New Delhi
09 June 2009
Manmohan Singh (File) |
In a wide-ranging policy speech to India's Parliament, Prime Minister
Manmohan Singh has expressed hopes of restarting peace talks with
Pakistan. The prime minister also called for a high-level dialog with
Australia, in response to recent racist attacks on Indian students
there.
Following months of tension in wake of the Mumbai
terrorist attack, India's prime minister is expressing a willingness to
resume peace talks with Pakistan, which could cool tensions between the
nuclear-armed neighbors.
India blames last November's
terrorist siege of its financial capital on the Pakistani-based
Lashkar-e-Taiba. The attack left dead nearly 170 people.
Speaking
to Parliament, Prime Minister Manmohan Singh said, with the fate of
1.5 billion people at stake, India is willing to meet "more
than half way" its neighbor and long-time military rival.
"It
is in our vital interest, therefore, to try again to make peace with
Pakistan. But I recognize it takes two hands to clap," he said.
The
biggest barrier to peace is the divided Kashmir region, which both
nations have claimed since winning independence from Britain in 1947.

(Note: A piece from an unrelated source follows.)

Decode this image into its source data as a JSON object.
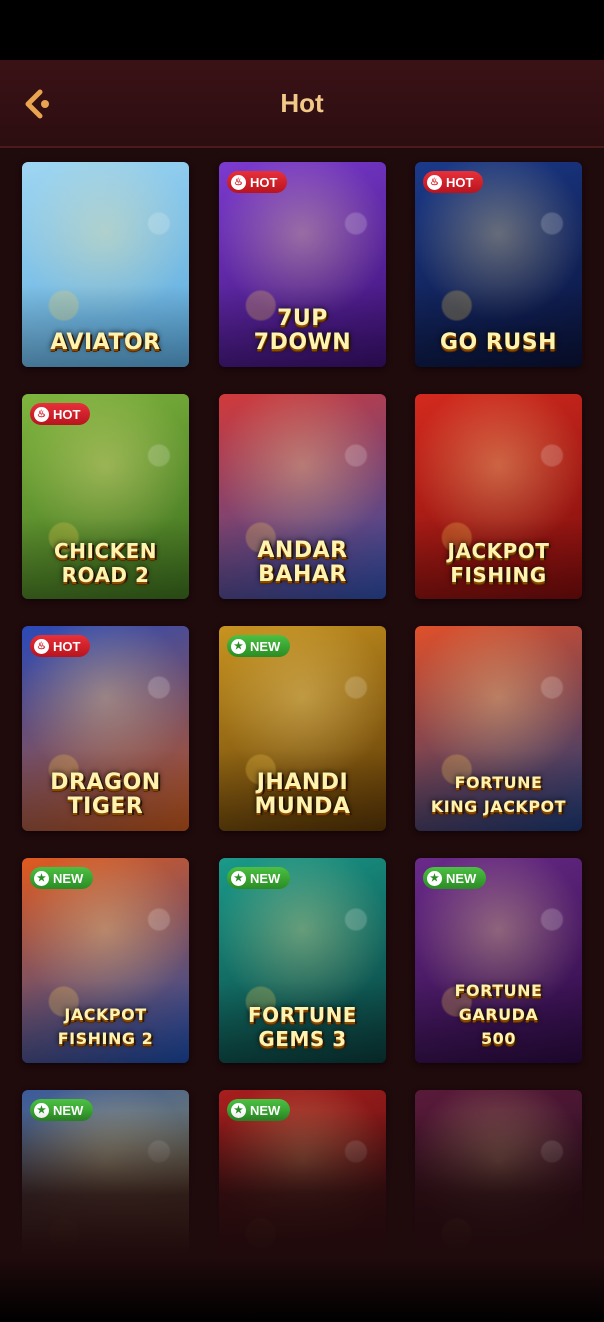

The territorial dispute has been the catalyst for repeated battles
between the armies of India and Pakistan during the past 62 years.
In
his Parliament speech, the prime minister made clear progress in
resuming the slow-paced peace talks would depend on Islamabad bringing
to justice terror suspects New Delhi blames for attacks on Indian soil.
Mr.
Singh also made note of the recent attacks on Indian students in
Australia. The spate of physical assaults, which Indians say are
racially motivated, has caused a diplomatic row between New Delhi and
Canberra.
Mr. Singh told lawmakers he has been discussing the
issue with his Australian counterpart, Kevin Rudd, who he says has
assured him action will be taken to protect the nearly 100,000 Indians
studying there.
"I propose to engage the authorities in
Australia in a high-level dialog with a view to taking stock of the
situation and to providing adequate security for Indian security," he
said.
Remarking on relations with India's major economic
rival, China, Mr. Singh deemed the Chinese a "strategic partner" and
says the multi-faceted bilateral relationship should not be viewed in
"antagonistic terms."
Responding to legislators' concerns
about repeated Chinese incursions into Indian territory, Mr. Singh said
no country should make no mistake in doubting India would act to
protect its boundaries.
Indian media report a surge of
incursions by China along the un-demarcated border since 2007. The
alleged incidents occurred in Ladakh (an ethnic Tibetan region in
Kashmir), the state of Arunachal Pradesh and in formerly independent
Sikkim. China maintains territorial claims in all three areas.